BANK charges will soon be reduced substantially following negotiations between the banking sector and the Reserve Bank of Zimbabwe amid concerns that the current level of charges was against international banking practice.
Reserve Bank Governor Dr Gideon Gono disclosed this while presenting his 2013 Monetary Policy Statement in Harare yesterday.
He said 25 banks yesterday signed a memorandum of understanding that will chart the way forward.
"Zimbabweans across the board are agreed that the level of bank charges is out of line with international best practice. It is heartening to note that after 75 days of negotiations, the Reserve Bank of Zimbabwe and the banking sector came up with an agreed framework which will see substantial reduction in bank charges," said Dr Gono.
Some of the issues covered under the MoU include a clause that the participating financial institutions will be obliged to pay interest on amounts of US$1 000 and above held over a period of at least 30 days.
The agreement also sets cash withdrawal fees, debit card and ledger fees.
He said 14 out of 22 banks had met the first level of minimum requirements by December 31 last year.
Five other banks, Dr Gono said, had made "significant" progress towards complying while two others needed to come up with more "credible" recapitalisation plans.
The central bank raised minimum capital levels for banking institutions last year with commercial and merchant banks required to have capital levels of US$100 million from US$12,5 million and US$10 million respectively.
Minimum capital for building societies were raised from US$10 million to US$80 million, finance and discount houses from US$7,5 million to US$60 million and US$1 million to US$5 million for micro-finance institutions.
They should be fully compliant by June next year, but were required to meet 25 percent of the new capital levels by December 31 last year.
"In the interest of transparency and accountability, I am pleased to report that a total of 14 banking institutions met the December 31 2012 minimum threshold," said Dr Gono.
Banks that have complied are CBZ Bank, Standard Bank, Stanbic, BancABC, Barclays, ZB Bank and Kingdom. Others are Ecobank, FBC Bank, MBCA Bank, TN, CABS, Tetrad and NMB Bank.
Agribank, FBC Building Society, Trust Bank, Metbank and ZB Building Society Banks have made significant progress, Dr Gono said adding that the other two, ZABG Bank and Capital Bank, still need to come up with credible recapitalisation plans.
ZABG Bank was negotiating for a US$40 million facility with the National Indigenisation and Economic Empowerment Fund.
Interfin remains under curatorship.
Dr Gono said the central bank had finalised a blueprint of the Banking Sector Vision 2020.
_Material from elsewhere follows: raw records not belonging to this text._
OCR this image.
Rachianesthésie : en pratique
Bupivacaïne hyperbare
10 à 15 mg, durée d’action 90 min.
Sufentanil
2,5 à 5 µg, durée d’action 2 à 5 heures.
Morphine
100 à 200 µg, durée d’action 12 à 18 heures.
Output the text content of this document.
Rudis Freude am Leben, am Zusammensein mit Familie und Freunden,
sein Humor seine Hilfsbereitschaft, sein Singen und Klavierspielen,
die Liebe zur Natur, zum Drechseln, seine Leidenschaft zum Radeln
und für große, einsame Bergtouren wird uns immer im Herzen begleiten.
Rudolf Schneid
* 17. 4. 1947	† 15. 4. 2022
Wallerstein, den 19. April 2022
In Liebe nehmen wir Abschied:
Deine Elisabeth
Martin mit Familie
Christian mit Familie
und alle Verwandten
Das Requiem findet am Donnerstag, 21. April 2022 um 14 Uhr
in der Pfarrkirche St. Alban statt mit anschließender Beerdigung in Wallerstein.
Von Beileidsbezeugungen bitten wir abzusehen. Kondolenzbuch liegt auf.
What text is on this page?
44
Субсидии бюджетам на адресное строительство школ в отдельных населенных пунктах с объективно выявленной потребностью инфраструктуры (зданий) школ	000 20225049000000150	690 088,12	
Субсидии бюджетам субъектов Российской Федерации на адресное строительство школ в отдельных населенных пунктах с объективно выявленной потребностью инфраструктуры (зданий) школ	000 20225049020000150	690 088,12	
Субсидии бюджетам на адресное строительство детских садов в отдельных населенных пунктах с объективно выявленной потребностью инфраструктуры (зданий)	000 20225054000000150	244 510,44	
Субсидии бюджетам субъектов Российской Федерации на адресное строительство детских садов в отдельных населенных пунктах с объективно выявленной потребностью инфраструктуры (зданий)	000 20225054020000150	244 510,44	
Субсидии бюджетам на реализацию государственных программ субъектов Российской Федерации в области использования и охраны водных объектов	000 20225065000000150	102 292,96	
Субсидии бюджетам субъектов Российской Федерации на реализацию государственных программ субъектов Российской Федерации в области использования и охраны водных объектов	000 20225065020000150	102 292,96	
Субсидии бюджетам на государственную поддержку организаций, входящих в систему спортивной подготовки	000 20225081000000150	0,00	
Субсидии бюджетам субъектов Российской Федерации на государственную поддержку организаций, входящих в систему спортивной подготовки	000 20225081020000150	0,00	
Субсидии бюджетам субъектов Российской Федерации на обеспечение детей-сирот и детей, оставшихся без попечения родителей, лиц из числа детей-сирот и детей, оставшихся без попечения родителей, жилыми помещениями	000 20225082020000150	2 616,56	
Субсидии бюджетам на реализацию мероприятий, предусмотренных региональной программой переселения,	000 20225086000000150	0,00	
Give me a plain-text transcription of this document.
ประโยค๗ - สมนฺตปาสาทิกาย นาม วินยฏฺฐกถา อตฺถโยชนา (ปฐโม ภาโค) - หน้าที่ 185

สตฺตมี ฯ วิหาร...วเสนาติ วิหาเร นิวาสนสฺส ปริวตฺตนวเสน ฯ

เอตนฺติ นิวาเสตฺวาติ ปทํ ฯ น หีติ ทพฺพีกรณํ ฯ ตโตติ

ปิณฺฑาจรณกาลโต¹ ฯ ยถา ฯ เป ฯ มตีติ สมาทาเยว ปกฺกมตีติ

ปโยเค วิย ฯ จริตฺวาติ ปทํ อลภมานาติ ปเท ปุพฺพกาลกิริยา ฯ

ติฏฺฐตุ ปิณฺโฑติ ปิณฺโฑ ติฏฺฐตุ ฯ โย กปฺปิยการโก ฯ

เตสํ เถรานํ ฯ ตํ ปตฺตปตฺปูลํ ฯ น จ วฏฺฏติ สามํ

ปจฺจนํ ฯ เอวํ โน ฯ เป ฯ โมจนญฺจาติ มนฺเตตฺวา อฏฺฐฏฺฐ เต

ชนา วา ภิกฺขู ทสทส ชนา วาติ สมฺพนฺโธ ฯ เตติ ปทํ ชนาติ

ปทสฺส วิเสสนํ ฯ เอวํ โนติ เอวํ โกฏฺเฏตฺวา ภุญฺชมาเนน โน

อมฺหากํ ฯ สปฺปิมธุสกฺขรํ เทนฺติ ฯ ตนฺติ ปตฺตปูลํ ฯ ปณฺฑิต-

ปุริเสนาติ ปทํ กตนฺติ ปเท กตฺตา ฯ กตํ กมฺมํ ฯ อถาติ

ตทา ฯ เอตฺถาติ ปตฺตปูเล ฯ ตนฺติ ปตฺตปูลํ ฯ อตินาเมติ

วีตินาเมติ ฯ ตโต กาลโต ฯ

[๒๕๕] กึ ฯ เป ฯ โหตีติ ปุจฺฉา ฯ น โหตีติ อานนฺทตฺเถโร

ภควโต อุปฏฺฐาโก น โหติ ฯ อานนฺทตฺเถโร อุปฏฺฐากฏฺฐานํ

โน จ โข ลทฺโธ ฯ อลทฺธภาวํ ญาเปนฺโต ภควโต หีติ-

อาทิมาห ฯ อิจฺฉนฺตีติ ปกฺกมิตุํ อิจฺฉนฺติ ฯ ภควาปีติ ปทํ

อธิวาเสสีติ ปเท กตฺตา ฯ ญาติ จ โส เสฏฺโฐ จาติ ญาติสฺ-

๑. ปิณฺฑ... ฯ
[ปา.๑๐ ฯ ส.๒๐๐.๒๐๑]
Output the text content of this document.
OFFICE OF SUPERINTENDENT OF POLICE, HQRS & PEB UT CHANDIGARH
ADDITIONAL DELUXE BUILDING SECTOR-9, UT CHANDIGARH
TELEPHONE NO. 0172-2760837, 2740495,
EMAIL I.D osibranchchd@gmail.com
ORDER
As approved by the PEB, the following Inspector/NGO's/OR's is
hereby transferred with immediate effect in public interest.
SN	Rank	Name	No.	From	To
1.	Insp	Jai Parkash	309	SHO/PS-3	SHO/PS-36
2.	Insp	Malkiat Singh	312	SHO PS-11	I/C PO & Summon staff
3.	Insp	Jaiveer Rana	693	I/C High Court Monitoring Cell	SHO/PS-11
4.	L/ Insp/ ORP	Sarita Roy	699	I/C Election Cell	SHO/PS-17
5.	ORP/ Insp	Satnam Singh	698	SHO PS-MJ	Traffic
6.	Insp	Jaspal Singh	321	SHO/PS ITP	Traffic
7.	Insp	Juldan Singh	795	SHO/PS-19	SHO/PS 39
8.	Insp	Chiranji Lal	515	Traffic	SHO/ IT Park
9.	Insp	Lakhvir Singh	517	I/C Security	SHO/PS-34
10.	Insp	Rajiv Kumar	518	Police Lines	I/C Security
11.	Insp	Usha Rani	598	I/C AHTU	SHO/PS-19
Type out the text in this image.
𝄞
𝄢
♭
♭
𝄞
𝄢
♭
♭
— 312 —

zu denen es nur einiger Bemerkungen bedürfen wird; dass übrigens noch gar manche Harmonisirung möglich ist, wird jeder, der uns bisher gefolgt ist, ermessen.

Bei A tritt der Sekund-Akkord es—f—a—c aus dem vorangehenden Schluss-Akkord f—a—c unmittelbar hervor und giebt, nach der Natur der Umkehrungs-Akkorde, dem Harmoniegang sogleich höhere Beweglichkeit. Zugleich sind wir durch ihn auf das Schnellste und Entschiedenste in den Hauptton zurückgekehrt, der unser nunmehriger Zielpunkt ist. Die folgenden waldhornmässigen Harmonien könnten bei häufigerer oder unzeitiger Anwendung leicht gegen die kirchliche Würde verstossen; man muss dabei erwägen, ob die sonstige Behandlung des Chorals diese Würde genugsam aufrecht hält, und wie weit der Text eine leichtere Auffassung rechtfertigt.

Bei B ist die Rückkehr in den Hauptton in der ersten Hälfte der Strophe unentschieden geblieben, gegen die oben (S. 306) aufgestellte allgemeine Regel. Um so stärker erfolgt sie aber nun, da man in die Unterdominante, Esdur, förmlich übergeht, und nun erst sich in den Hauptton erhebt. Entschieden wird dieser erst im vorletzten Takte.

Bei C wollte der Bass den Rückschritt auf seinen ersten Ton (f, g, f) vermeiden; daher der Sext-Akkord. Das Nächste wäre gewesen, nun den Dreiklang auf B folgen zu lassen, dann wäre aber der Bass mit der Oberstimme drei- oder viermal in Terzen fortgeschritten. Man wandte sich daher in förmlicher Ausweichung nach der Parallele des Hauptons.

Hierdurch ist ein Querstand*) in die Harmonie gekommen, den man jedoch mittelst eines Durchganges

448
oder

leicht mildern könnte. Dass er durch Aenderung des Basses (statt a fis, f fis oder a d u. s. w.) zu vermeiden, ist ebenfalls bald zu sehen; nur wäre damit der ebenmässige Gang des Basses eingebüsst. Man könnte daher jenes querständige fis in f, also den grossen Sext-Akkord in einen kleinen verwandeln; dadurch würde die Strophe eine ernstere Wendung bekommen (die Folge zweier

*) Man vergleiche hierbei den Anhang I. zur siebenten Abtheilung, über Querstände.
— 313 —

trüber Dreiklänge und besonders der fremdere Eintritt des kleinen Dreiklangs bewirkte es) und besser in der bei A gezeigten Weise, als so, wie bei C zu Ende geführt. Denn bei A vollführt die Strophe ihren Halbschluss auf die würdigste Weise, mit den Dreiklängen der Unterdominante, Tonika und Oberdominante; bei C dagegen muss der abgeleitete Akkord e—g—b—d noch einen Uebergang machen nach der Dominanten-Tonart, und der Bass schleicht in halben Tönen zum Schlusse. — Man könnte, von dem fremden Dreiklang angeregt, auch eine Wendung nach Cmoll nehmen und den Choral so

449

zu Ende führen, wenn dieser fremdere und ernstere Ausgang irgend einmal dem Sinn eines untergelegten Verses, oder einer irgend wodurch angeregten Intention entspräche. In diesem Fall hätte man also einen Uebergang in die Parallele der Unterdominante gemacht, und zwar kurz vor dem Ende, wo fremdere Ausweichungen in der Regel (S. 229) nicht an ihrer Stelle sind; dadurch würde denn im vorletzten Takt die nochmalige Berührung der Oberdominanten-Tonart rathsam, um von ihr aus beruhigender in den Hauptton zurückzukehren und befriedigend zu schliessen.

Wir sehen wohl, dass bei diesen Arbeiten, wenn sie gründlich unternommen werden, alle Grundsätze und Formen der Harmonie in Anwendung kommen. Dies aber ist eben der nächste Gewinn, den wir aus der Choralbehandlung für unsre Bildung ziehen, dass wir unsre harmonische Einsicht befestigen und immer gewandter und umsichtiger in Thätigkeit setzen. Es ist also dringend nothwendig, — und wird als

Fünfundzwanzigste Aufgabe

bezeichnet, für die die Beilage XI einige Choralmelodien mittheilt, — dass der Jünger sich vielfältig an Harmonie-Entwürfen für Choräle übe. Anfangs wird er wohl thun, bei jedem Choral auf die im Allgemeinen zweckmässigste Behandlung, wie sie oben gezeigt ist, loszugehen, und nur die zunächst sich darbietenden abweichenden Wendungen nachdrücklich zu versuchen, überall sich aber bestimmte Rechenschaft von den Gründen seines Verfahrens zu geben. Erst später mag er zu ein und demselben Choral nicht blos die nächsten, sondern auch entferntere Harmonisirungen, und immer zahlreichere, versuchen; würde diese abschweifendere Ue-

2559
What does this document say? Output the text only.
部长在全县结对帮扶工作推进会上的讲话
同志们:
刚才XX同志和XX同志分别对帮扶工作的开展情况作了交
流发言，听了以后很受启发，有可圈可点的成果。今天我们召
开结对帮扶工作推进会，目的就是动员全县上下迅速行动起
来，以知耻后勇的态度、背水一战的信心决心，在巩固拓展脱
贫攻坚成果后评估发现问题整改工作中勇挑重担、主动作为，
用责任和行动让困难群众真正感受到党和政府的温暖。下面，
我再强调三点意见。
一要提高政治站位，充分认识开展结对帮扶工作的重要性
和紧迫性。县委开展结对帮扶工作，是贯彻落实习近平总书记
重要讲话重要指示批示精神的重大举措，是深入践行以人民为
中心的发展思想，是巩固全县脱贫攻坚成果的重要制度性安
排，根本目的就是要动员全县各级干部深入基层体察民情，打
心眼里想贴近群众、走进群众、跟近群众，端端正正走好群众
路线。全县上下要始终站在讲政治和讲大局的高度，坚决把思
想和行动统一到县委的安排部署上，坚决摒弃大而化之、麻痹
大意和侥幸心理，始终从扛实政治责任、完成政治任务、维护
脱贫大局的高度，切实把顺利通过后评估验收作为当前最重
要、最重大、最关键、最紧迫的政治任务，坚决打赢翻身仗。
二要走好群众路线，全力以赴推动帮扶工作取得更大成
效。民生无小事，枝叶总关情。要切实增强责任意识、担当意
The vision is centered around the pursuance of banking sector solvency and stability to anchor sustained economic growth and development.
It seeks to achieve, among other things, a thriving banking sector with functional lender of last resort and active interbank market, the establishment of universal banks and an integrated framework, adequately capitalised and competitive banking sector with the ability to support the funding needs of the economy.
Dr Gono said the banking institutions would be required to subject themselves to annual external credit rating assessments by Credit Rating Agencies accredited by the RBZ.
The central bank governor also unveiled measures to support the small to medium enterprises sector which would see 30 percent of total loans advanced to SMEs.
Given the current banking sector loans of US$3,5 billion as at 31 December 2012, an allocation of 30 percent to the SME sector will translate to loans of US$1,05 billion.
"Given the foregoing banking institutions are required to reorient their portfolios such that loans to the SME sector should constitute at least 30 percent of the total loan book. The Reserve Bank will conduct monthly assessments to monitor compliance and any institution found wanting, will face severe penalties," he said.
Dr Gono said the RBZ was in the process of coming up with credit bureaus, with the completion of the framework targeted for March 2013. The credit bureaus provides information to subscribers about individuals and corporate or any other institutions' creditworthiness.
On the indigenisation of foreign-owned banks, Dr Gono said the RBZ was working closely with the Ministry of Youth Development, Indigenisation and Empowerment to ensure that all banks observed the laws of the land and complied in an orderly manner.
"The process to indigenise the banks should, however, take cognisance of the sensitivities around the operation of the banks to restore confidence, trust and stability in the sector."
Dr Gono also expressed concern over the increasing circulation of fake US dollar and South African rands in Harare, Bulawayo and other parts of the country. He urged people and retailers to be on the lookout for such fake notes.
He challenges microfinance institutions, who have been accused of charging high interest rates, to justify their high rates as some of them have been charging rates of up to 33 percent.
"We cannot tolerate that. All microfinance institutions are required to justify interest rates and all other charges levied on borrowed funds as well as adequately disclose their business conditions."